The AP said most of the rooms have been blocked by World Cup organizers to prevent price hikes while ensuring they are available to teams, FIFA officials, sponsors and the media.
Based on its findings, the only room the AP could find on the open market was $1,056 a night at a four-star hotel near Hamad International Airport [HIA] via the booking website Agoda.
Meanwhile, leading hotel brands such as Accor, Hilton, The Intercontinental and Marriott are not showing room availability at their 28 hotels in and around Doha.
Qatar attracts over 1.2 million visitors for the 2022 FIFA World Cup
According to the news agency, around 90,000 rooms are to be made accessible to the public via a website. That’s nearly the number of US fans who booked tickets for the 2018 World Cup in Russia.
The AP was also told that estimates by Qatari officials, based on travel to previous World Cups, showed the Gulf state expects 850,000 overseas visitors who will need a hotel room.
Citing recent data from the Qatari Tourism Authority, the latest figures show that there are 33,208 rooms in Qatar, but that figure is likely to be significantly higher due to the high pace of construction in the country, with new properties being completed every month.
In conversation with the AP, the organizing body of the World Cup in Qatar, the Supreme Committee for Delivery and Legacy [SC], acknowledged concerns about the availability of shelter.
The SC said that “visitors on the accommodation portal can book on a first-come, first-served basis” and that there is no system to either split rooms between fans of the participating countries or prevent them from being booked en masse . However, the SC told the AP that Qatar will not allow overnight stays for fans to ensure rooms are available for other visitors.
“As is usual with many events around the world, minimum and maximum lengths of stay will apply,” the SC added.
“This will be at least two nights for the group stage – same as in Russia. Bookings for longer stays are possible, and even more so for visitors who wish to stay for the entire tournament,” noted the Qatari organizer.
With 32 teams playing in the group stage for 12 days, Qatar expects 559,000 visitors flying to the Gulf state from November 27-28 and a peak of 276,000 ticket holders who will also need an estimated 129,000 rooms.
4,000-cabin cruise ships will also be available in Qatar for the World Cup. Regarding the desert campgrounds, the SC said they will make up a small percentage of the total lodging options to provide fans with a cultural experience.

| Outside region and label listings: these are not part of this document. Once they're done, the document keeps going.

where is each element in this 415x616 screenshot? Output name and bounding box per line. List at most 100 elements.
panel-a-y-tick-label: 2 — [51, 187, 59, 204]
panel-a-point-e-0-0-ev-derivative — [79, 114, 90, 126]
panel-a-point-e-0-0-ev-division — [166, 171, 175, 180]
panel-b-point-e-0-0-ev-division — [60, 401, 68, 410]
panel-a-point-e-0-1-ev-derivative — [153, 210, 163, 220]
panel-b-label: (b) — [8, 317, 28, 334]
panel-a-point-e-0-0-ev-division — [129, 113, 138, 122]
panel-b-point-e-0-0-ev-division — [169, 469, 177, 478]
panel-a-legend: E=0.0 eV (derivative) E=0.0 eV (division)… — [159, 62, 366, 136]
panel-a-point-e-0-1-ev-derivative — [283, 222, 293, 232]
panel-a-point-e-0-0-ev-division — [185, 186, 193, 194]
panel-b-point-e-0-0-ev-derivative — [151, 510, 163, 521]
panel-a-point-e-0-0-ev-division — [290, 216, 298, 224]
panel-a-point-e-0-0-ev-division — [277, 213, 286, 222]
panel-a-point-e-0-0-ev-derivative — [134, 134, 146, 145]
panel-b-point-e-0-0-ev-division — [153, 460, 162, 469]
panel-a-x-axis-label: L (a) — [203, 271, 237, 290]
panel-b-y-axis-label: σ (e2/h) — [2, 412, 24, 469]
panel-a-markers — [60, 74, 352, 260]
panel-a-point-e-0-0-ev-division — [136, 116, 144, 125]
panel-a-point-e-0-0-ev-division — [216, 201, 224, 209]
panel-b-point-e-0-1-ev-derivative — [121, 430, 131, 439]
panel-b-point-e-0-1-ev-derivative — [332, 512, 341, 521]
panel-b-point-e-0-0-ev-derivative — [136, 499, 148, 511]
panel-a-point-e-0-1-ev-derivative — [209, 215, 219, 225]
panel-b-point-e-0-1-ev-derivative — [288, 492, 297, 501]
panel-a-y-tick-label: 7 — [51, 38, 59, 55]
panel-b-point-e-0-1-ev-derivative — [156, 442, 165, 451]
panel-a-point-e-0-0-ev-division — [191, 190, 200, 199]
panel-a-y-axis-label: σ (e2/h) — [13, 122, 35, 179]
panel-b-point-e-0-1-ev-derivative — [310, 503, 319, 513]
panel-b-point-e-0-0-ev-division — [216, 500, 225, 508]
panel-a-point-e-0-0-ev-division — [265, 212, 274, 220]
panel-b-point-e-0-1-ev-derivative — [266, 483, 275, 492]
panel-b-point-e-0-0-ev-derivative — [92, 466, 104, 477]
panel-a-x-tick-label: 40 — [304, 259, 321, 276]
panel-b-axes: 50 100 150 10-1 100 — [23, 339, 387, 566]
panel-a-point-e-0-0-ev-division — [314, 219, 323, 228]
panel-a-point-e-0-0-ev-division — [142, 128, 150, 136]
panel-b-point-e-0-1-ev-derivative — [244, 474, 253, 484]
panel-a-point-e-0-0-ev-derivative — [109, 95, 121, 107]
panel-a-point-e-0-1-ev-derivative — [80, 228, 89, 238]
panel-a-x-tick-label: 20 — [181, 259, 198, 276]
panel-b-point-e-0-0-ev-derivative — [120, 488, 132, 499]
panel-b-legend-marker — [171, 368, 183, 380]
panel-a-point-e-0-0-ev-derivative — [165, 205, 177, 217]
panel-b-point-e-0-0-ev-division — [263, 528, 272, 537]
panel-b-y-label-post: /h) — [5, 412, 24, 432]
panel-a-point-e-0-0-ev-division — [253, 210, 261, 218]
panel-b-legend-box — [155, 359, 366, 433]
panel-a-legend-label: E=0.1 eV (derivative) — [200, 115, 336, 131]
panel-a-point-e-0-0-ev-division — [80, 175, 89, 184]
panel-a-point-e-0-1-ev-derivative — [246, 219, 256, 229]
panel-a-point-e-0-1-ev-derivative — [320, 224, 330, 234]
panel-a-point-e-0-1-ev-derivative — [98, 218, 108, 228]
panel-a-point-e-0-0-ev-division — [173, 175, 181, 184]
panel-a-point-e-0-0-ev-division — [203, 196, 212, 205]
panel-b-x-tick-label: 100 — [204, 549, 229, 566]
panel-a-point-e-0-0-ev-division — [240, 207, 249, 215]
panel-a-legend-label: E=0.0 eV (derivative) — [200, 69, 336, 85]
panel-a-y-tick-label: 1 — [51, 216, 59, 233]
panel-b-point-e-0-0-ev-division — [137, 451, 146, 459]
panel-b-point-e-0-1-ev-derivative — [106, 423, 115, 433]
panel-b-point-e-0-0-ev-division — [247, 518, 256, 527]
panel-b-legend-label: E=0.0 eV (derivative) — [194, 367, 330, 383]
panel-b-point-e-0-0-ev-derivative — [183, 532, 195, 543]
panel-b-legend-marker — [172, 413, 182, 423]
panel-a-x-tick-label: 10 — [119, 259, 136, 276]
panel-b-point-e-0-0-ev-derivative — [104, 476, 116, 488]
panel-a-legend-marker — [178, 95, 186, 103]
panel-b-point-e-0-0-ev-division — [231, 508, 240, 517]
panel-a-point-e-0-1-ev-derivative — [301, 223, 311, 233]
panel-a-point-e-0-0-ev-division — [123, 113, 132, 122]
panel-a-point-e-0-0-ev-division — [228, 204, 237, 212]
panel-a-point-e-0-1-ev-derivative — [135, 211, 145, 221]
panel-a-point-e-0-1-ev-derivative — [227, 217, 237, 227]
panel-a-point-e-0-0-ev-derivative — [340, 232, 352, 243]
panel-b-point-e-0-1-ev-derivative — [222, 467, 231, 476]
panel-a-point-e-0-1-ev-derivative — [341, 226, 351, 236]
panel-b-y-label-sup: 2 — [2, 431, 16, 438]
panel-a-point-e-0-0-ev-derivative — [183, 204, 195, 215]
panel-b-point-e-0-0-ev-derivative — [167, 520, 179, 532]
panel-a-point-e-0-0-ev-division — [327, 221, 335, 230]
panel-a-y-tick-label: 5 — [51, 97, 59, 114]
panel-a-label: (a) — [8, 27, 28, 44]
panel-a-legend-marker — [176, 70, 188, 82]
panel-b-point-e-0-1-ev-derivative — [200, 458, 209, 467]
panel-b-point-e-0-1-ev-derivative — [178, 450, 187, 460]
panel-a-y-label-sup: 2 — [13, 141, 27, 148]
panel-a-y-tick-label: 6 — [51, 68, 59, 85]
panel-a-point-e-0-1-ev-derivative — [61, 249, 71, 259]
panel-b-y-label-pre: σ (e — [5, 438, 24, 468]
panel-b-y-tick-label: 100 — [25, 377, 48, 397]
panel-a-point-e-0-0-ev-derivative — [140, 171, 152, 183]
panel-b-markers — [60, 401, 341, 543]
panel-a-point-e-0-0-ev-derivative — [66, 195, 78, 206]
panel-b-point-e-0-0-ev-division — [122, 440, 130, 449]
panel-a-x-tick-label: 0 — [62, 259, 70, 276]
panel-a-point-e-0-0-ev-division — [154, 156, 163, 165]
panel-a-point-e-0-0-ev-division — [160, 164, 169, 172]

“We have always viewed the opportunity to camp as an offer of traditional Qatari hospitality, not as a solution to speculation about housing shortages,” the SC said. The AP report comes a day after Qatar Airways’ launch All Inclusive Packages before the World Cup for each of the group stages, knockout matches, quarter-finals, semi-finals and finals.
Prices vary based on departure location, hotels and seat categories.
Each package includes a round-trip international air ticket from the departure point to Doha, accommodation in any category of your choice with daily breakfast and tickets to specific matches as per the package chosen.